Austrian luger (born 1984)

Peter Penz (born 5 April 1984 in Hall in Tirol) is an Austrian former luger who competed between 2003 and 2018. He and doubles partner Georg Fischler took two medals at the 2018 Winter Olympics in Pyongchang: a silver in the doubles competition and a bronze in the team relay. They were also gold medallists in the doubles at the 2012 European Luge Championships in Paramonovo. In addition, the pair took six medals at the FIL World Luge Championships: four in the doubles and two in mixed team competitions.
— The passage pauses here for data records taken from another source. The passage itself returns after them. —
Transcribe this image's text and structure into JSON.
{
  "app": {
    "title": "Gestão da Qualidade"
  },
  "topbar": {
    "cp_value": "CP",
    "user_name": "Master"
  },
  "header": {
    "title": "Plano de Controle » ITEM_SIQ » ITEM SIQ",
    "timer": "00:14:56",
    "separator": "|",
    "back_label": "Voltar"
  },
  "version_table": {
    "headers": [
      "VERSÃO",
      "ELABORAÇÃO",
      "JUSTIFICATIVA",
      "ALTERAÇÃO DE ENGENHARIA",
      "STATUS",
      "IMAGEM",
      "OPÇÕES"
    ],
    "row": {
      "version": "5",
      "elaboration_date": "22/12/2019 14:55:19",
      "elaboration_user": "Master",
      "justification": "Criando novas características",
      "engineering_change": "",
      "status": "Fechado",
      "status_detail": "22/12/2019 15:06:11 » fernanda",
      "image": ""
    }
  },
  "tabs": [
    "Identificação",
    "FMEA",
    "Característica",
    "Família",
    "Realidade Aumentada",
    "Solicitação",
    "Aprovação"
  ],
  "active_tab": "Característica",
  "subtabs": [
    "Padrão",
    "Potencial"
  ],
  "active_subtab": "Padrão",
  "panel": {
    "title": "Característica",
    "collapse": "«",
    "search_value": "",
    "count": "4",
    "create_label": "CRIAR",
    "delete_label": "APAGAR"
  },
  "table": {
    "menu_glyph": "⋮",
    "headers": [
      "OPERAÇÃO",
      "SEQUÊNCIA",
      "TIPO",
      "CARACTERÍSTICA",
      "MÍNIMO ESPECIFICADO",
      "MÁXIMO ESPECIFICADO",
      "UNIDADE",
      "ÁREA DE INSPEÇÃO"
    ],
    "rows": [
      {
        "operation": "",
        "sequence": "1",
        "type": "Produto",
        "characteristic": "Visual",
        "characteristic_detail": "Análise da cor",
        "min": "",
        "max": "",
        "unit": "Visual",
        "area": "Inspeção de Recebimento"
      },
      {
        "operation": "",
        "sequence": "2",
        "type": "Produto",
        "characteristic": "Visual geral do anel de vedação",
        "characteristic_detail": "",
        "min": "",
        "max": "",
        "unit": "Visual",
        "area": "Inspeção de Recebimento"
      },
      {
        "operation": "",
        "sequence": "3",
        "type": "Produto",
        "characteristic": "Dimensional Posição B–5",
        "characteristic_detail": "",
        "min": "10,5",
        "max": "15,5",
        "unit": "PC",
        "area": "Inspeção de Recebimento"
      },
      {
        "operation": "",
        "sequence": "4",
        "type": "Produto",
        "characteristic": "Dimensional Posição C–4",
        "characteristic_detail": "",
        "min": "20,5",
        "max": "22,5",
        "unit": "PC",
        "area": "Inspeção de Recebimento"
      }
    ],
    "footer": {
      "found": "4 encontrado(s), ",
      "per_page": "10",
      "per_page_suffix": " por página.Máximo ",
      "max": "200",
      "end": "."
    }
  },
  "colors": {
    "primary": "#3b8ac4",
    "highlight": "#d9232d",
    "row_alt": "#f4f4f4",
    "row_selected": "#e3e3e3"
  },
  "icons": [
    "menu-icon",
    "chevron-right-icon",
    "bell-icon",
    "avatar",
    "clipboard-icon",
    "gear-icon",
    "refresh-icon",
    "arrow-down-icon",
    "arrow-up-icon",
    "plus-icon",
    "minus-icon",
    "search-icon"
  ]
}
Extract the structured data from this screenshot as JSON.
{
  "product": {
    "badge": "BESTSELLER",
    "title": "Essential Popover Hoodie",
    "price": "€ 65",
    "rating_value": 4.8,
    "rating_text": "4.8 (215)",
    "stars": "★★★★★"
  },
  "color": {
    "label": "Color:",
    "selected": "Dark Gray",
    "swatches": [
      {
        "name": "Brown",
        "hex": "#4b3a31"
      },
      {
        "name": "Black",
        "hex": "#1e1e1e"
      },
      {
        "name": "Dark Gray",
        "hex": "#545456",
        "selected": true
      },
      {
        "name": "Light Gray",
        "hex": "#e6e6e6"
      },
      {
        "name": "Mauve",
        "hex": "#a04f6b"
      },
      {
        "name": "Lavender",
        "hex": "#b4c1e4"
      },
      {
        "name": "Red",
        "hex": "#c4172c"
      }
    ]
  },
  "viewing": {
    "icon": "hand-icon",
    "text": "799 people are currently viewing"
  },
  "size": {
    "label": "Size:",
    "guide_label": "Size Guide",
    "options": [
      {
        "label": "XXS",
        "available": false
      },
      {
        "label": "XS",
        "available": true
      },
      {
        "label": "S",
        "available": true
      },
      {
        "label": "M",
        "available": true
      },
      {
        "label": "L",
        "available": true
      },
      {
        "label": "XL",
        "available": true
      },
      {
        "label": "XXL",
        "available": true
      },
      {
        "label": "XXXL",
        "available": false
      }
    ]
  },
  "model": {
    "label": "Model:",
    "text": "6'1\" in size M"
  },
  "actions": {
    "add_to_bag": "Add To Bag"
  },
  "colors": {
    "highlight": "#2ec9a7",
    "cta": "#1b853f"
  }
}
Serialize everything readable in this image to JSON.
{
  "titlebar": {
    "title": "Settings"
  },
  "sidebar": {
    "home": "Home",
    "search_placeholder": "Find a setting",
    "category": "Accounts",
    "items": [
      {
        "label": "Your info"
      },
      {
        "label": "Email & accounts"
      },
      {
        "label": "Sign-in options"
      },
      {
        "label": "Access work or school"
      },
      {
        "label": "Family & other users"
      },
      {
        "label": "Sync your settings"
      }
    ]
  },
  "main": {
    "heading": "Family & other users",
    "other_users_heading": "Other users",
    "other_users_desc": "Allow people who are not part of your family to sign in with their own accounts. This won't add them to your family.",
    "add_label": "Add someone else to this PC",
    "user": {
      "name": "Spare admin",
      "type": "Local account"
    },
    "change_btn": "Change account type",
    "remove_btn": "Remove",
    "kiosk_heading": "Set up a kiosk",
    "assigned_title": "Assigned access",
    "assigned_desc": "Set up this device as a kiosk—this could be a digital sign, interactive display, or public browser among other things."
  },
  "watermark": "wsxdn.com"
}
He won two medals in the mixed team event at the FIL World Luge Championships with a silver in 2009 and a bronze in 2007. In the men's doubles event, he finished fifth at the 2008 championships in Oberhof, Germany and sixth at the 2008 FIL European Luge Championships in Cesana, Italy.

In August 2018 Penz and Fischler announced their retirement from competition, in part due to Penz suffering from back pain. He confirmed that he would remain in the sport as a coach with the Austrian Luge Federation. The pair made their last competitive appearance at the 2018–19 Luge World Cup's opening round at Igls in November 2018.